The Advisory Committee on Immunization Practices (ACIP) of the Centers for Disease Control and Prevention (CDC) released several new immunization recommendations in 2013, and they pertain to special populations: infants at high risk for meningococcal disease who could benefit from a new vaccine; children ages 2 to 16 years who may now receive the Japanese encephalitis (JE) vaccine if traveling to Asia; and children and adolescents at high risk for Streptococcus pneumoniae infections who should receive the 13-valent pneumococcal conjugate vaccine (PCV13).

New meningococcal vaccine for high-risk infants

A third vaccine against meningococcal disease, Menveo (Novartis), has been approved for use in high-risk infants ages 2 to 23 months—those with complement deficiencies or functional or anatomic asplenia, those involved in an institutional or community outbreak of meningococcal disease, and those traveling to a meningococcal-endemic area (eg, the meningitis belt of Africa). The 3 vaccines approved for use in infants (TABLE 1) vary in indications and use for travel.1 Keep in mind that vaccination against meningococcal disease is not recommended for routine use in infants because of the low prevalence of disease and a predominance of meningococcal type B, which is not prevented by any of the current vaccines.2

Japanese encephalitis vaccine approved for children, adolescents

Since 2009, a vaccine of inactivated JE virus derived from Vero cell culture (Ixiaro, manufactured by Intercell Biomedical and distributed by Norvartis) has been available in the United States for adults ≥17 years who travel during JE virus transmission season to parts of Asia where the virus is endemic. In May 2013, the US Food and Drug Administration licensed the JE vaccine for use in children ages 2 to 16 years, and in June 2013, ACIP recommended it for those in this age group for the same indications as adults.3

Individuals at high risk are those likely to visit rural areas where the virus is prevalent. The vaccine is not recommended for short-term travelers who will confine their visit to urban areas or who will refrain from traveling during the JE transmission season. The CDC travel Web site describes the geographic areas where the JE virus can be found and the timing of the JE season (http://wwwnc.cdc.gov/travel/diseases/japanese-encephalitis; see “Who is at risk?”). Use of the vaccine will be uncommon, and most of those who will receive it will need to visit a travel clinic or local health department. A primary series is 2 doses, given 28 days apart.

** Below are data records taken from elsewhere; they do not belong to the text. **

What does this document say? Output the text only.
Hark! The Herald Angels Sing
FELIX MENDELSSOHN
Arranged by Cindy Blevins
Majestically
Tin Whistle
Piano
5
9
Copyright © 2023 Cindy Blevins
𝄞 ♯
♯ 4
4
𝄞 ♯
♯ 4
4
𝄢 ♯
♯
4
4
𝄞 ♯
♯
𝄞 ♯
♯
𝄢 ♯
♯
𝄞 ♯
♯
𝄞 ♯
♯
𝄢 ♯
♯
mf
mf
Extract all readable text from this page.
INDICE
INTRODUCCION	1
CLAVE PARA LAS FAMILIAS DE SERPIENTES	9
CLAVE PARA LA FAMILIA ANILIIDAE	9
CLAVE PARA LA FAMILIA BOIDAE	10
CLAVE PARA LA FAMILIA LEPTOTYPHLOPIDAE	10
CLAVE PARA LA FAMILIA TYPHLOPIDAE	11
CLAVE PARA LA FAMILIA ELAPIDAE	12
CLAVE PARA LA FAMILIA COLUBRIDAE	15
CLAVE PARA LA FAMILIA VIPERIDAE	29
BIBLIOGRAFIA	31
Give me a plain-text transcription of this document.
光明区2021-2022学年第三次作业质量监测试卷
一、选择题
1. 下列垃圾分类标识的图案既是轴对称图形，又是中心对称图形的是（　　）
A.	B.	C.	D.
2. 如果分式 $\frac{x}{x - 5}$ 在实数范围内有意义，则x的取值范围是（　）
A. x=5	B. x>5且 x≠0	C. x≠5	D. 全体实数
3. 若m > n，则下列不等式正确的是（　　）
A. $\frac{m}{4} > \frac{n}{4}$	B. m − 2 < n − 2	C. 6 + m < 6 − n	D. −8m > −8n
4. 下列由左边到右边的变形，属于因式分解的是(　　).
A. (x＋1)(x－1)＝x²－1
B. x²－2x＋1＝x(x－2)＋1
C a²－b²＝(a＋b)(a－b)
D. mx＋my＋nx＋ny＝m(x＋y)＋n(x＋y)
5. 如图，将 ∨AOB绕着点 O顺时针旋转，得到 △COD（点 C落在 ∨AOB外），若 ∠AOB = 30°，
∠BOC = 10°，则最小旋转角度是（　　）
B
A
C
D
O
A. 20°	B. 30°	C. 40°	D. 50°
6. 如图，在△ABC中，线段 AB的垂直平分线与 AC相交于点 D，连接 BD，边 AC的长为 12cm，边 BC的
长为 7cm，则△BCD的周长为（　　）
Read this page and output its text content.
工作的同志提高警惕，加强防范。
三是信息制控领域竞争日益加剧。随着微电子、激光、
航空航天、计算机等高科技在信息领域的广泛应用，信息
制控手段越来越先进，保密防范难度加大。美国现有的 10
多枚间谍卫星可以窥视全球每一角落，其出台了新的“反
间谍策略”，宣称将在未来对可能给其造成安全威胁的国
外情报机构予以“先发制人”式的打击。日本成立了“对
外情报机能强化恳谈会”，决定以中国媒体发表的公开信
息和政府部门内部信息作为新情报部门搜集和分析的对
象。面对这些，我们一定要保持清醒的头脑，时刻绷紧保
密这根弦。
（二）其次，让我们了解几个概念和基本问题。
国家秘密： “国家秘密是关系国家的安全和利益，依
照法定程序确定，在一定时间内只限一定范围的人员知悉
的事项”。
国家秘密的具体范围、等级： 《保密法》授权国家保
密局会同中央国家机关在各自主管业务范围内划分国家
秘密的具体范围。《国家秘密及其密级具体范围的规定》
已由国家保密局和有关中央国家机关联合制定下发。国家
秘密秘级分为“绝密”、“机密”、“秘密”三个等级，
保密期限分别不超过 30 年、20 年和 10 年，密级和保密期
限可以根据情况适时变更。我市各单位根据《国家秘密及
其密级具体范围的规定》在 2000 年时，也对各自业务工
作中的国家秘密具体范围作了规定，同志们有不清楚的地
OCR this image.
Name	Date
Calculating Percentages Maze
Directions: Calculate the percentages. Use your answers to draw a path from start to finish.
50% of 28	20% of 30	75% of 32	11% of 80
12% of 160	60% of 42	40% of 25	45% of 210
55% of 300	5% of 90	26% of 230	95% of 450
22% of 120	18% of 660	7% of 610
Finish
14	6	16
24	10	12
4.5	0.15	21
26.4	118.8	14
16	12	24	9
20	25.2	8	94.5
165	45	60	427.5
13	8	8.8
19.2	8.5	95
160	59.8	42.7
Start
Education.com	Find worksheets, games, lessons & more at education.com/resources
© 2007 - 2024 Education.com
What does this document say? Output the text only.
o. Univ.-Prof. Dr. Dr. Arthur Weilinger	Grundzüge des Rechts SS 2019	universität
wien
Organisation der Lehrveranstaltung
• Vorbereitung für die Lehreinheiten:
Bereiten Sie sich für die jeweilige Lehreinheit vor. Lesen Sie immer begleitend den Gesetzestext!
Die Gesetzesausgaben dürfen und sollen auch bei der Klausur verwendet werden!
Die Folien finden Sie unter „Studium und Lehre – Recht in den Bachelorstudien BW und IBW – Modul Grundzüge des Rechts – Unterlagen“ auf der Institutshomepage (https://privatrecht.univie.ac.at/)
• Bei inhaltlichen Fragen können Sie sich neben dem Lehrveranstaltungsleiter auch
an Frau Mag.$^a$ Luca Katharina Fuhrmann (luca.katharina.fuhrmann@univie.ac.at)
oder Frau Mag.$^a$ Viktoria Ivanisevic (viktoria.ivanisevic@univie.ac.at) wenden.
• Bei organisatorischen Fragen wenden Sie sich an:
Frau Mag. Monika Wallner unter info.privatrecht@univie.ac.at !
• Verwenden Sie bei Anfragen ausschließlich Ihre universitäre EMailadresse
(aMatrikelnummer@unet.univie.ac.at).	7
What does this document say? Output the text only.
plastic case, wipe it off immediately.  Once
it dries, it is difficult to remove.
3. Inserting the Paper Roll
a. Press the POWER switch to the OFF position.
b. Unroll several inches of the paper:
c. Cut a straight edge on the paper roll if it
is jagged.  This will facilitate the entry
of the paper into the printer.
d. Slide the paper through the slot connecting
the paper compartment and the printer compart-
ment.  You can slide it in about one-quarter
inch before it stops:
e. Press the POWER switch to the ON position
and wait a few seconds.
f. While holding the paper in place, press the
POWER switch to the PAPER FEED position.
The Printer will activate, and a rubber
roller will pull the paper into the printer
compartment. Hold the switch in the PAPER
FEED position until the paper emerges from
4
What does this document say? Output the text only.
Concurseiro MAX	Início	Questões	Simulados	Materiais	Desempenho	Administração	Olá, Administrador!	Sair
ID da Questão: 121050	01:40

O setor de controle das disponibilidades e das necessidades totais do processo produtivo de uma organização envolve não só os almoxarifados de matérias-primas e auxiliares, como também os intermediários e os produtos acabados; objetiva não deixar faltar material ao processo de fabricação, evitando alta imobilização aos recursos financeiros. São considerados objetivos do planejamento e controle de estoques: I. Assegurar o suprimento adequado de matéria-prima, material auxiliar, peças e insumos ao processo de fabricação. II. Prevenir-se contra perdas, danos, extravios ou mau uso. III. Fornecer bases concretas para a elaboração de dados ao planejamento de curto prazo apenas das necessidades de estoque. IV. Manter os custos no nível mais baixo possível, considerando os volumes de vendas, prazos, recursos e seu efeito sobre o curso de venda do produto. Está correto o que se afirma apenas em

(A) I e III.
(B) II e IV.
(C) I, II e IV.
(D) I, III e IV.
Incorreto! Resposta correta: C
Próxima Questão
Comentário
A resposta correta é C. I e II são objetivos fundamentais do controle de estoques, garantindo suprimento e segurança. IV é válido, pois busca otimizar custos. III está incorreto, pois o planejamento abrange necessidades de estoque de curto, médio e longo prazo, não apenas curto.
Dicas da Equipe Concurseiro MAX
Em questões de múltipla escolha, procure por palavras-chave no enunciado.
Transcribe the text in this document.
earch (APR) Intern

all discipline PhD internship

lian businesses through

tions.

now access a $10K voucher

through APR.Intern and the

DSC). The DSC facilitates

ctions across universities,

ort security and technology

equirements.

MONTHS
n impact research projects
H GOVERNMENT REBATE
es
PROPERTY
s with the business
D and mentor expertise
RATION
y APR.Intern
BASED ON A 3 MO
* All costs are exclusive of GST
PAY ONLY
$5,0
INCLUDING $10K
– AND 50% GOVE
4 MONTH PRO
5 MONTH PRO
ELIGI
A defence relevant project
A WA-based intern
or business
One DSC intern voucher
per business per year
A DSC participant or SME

Pneumococcal vaccine for high-risk children up to age 18

ACIP now recommends the use of both PCV13 and 23-valent pneumococcal polysaccharide vaccine (PPSV23) in children ages 6 to 18 years who have not been vaccinated with these products and who have certain immunocompromising conditions, functional or anatomic asplenia (including those with sickle cell disease), cerebrospinal fluid leaks, or cochlear implants (TABLE 2).4 PPSV23 alone is recommended for those in this age group with chronic heart, lung, or liver disease or diabetes, and for those who smoke. The recommendation is complicated because those with asplenia or immunocompromising conditions should receive 2 doses of PPSV23 at least 5 years apart (TABLE 2). PCV13 is indicated even if the patient was previously fully immunized with 7-valent pneumococcal conjugate vaccine.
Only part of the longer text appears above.